Avec son attirail esthétique et sa garde au sol relevée de 20 mm, on pourrait prêter au Cross Turismo des capacités hors goudron, ce que Porsche ne se prive pas de faire valoir afin d’installer son image de modèle de loisir. Après tout, certains modèles comme le Subaru Outback ou l’Audi A6 Allroad ont su prouver qu’il n’était pas nécessaire d’être un SUV ou un 4X4 pour briller sur les chemins.

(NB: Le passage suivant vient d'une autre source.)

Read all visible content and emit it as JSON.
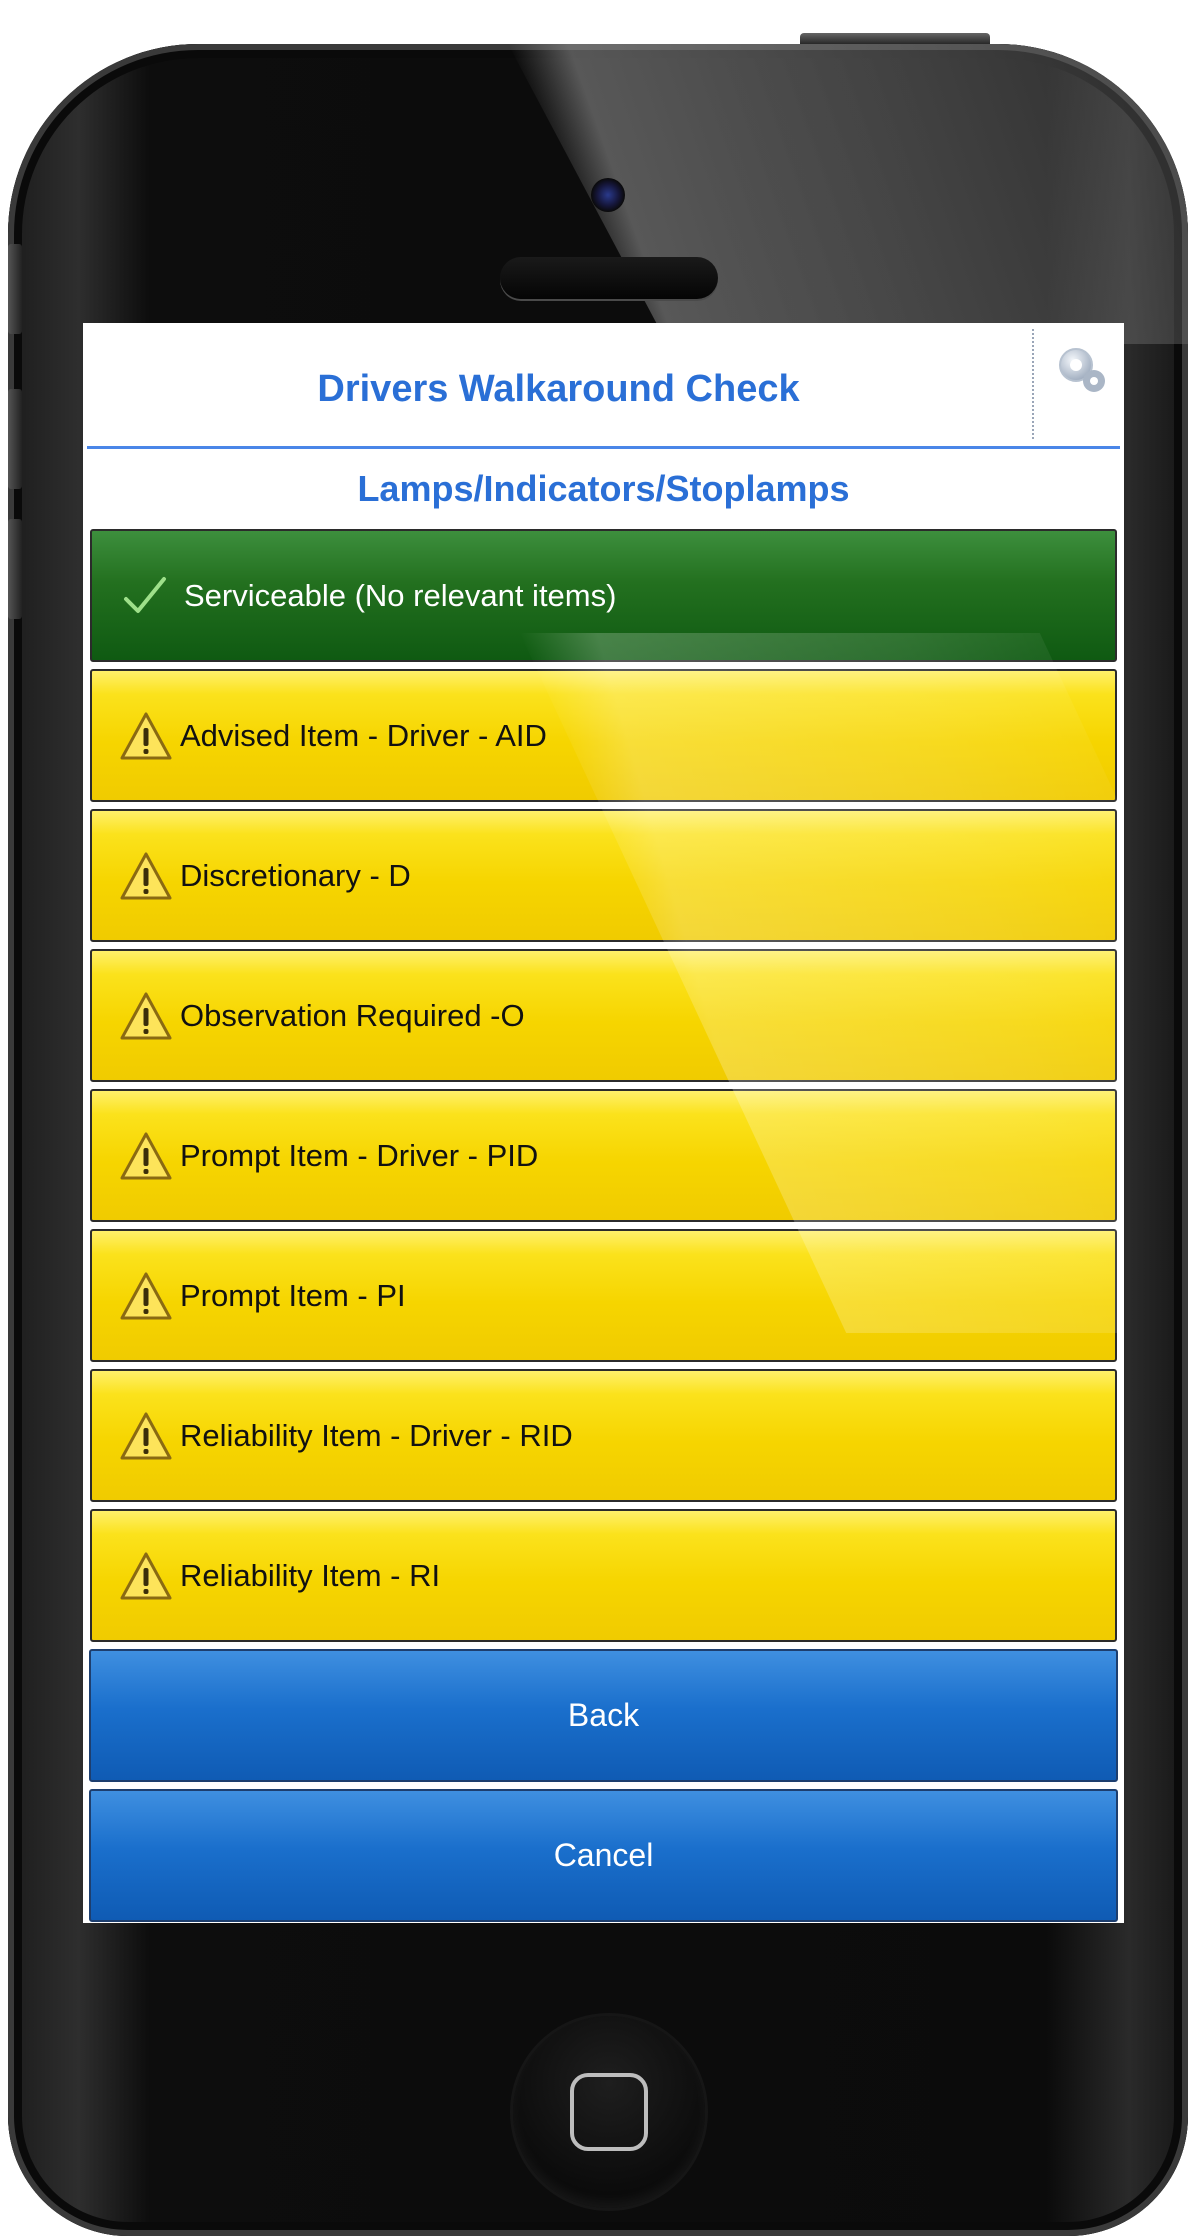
{
  "app": {
    "title": "Drivers Walkaround Check",
    "section_title": "Lamps/Indicators/Stoplamps"
  },
  "options": [
    {
      "label": "Serviceable (No relevant items)",
      "status": "serviceable",
      "icon": "checkmark-icon",
      "color": "#1f6e1f"
    },
    {
      "label": "Advised Item - Driver - AID",
      "status": "warning",
      "icon": "warning-triangle-icon",
      "color": "#f6d500"
    },
    {
      "label": "Discretionary - D",
      "status": "warning",
      "icon": "warning-triangle-icon",
      "color": "#f6d500"
    },
    {
      "label": "Observation Required -O",
      "status": "warning",
      "icon": "warning-triangle-icon",
      "color": "#f6d500"
    },
    {
      "label": "Prompt Item - Driver - PID",
      "status": "warning",
      "icon": "warning-triangle-icon",
      "color": "#f6d500"
    },
    {
      "label": "Prompt Item - PI",
      "status": "warning",
      "icon": "warning-triangle-icon",
      "color": "#f6d500"
    },
    {
      "label": "Reliability Item - Driver - RID",
      "status": "warning",
      "icon": "warning-triangle-icon",
      "color": "#f6d500"
    },
    {
      "label": "Reliability Item - RI",
      "status": "warning",
      "icon": "warning-triangle-icon",
      "color": "#f6d500"
    }
  ],
  "buttons": {
    "back_label": "Back",
    "cancel_label": "Cancel"
  },
  "colors": {
    "title_blue": "#2a6fd6",
    "button_blue": "#1a6fcc"
  }
}
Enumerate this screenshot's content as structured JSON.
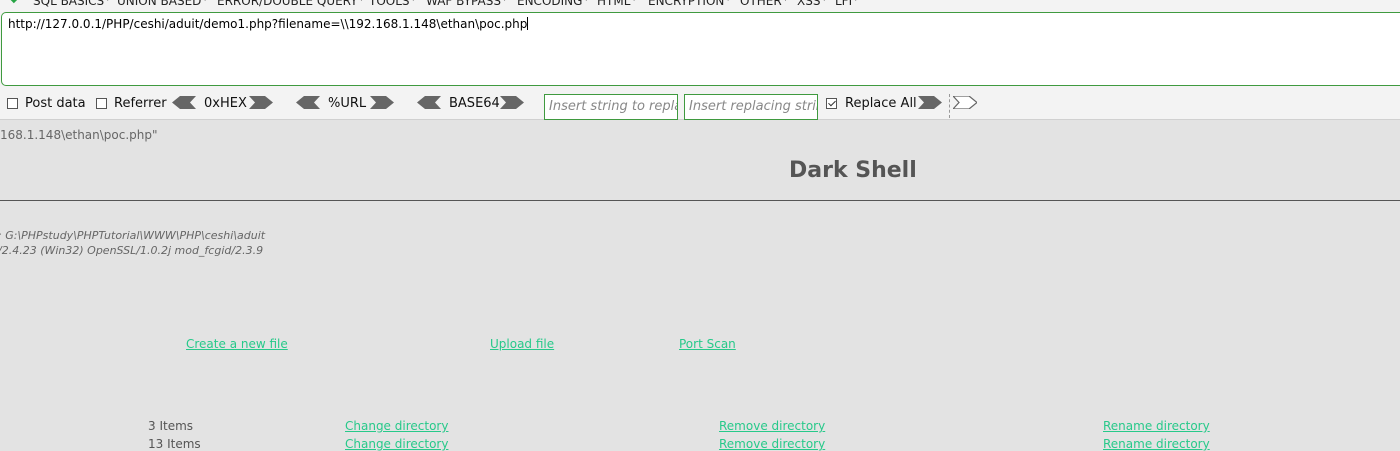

Le Cross Turismo présente cependant quelques caractéristiques qui rendent cette ambition difficile à atteindre. Un gabarit très imposant d’abord : avec 5 m et 2 m de large, il n’est pas question de se faufiler à travers des petits chemins. Sa masse lui interdit également les terrains meubles. On connaît cependant certains 4X4 qui parviennent à dépasser ces inconvénients, mais le Porsche n’y parvient pas en raison d’une garde au sol qui reste insuffisante malgré sa réhausse et surtout une suspension dont le débattement est insuffisant pour ce genre d’exercice. Dès lors, même sur les chemins très faciles que nous avons parcourus, sur lesquelles n’importe quel véhicule conventionnel pourrait s’aventurer, il souffre d’un réel manque d’amortissement et fait sentir chaque caillou, particulièrement lorsque le mode « lift » qui permet d’élever la garde au sol de 30 mm est activé. La voiture se comporte alors comme une Citroën hydraulique en position haute. A noter que c’est aussi le cas avec le pack Offroad déjà cité puisque la garde au sol maximale reste identique.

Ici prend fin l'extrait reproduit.